Le sentiment difficile à vivre et à comprendre est
qu'il y a aujourd'hui à la fois moins de violence et plus de violence,
que le monde est plus facile à vivre et plus impitoyable, que la bienveillance
est la loi universelle mais que la haine se porte bien, que la sécurité
est un droit mais que la peur règne.
Nous sommes dans l'après-guerre froide, la perspective
de la révolution a disparu, l'insécurité met en péril la sociabilité,
les médias sont notre mode obligé de rapport à la réalité - et notre
puissance technique pour utiliser et contrôler la violence s'est vertigineusement
accrue.
Nos sentiments et nos passions aussi ont changé.
Nous, Occidentaux, débordons de bienveillance, de philanthropie en
même temps que d'égoïsme et de correction politique - sans oublier
les richesses qui nous embarrassent.
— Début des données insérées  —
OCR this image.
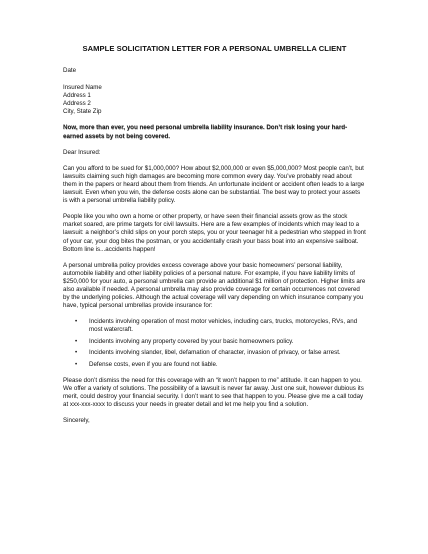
SAMPLE SOLICITATION LETTER FOR A PERSONAL UMBRELLA CLIENT
Date
Insured Name
Address 1
Address 2
City, State Zip

Now, more than ever, you need personal umbrella liability insurance. Don’t risk losing your hard-earned assets by not being covered.

Dear Insured:

Can you afford to be sued for $1,000,000? How about $2,000,000 or even $5,000,000? Most people can’t, but lawsuits claiming such high damages are becoming more common every day. You’ve probably read about them in the papers or heard about them from friends. An unfortunate incident or accident often leads to a large lawsuit. Even when you win, the defense costs alone can be substantial. The best way to protect your assets is with a personal umbrella liability policy.

People like you who own a home or other property, or have seen their financial assets grow as the stock market soared, are prime targets for civil lawsuits. Here are a few examples of incidents which may lead to a lawsuit: a neighbor’s child slips on your porch steps, you or your teenager hit a pedestrian who stepped in front of your car, your dog bites the postman, or you accidentally crash your bass boat into an expensive sailboat. Bottom line is...accidents happen!

A personal umbrella policy provides excess coverage above your basic homeowners’ personal liability, automobile liability and other liability policies of a personal nature. For example, if you have liability limits of $250,000 for your auto, a personal umbrella can provide an additional $1 million of protection. Higher limits are also available if needed. A personal umbrella may also provide coverage for certain occurrences not covered by the underlying policies. Although the actual coverage will vary depending on which insurance company you have, typical personal umbrellas provide insurance for:

• Incidents involving operation of most motor vehicles, including cars, trucks, motorcycles, RVs, and most watercraft.
• Incidents involving any property covered by your basic homeowners policy.
• Incidents involving slander, libel, defamation of character, invasion of privacy, or false arrest.
• Defense costs, even if you are found not liable.

Please don’t dismiss the need for this coverage with an “it won’t happen to me” attitude. It can happen to you. We offer a variety of solutions. The possibility of a lawsuit is never far away. Just one suit, however dubious its merit, could destroy your financial security. I don’t want to see that happen to you. Please give me a call today at xxx-xxx-xxxx to discuss your needs in greater detail and let me help you find a solution.

Sincerely,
Nous sommes obsédés par notre
santé et avons une peur panique de la mort.
Le livre examine dans le détail ce qui a changé aussi
bien dans les faits, dans les sentiments et les passions que dans
les idées et théories et pourquoi, finalement, nous ne savons plus
vraiment quelle place assigner à une violence qui reste notre vieux
fonds d'inhumanité au sein de l'humain.
La première partie étudie les changements dans les
faits au plan international comme au plan intérieur, en tenant compte
du rapport aux médias et du rôle des instruments perfectionnés et
des modes de gestion de la violence. Elle fait le bilan de tout ce
qui a changé dans les données de la violence depuis une trentaine
d'années, que ce soit en matière de guerre, de terrorisme, d'insécurité.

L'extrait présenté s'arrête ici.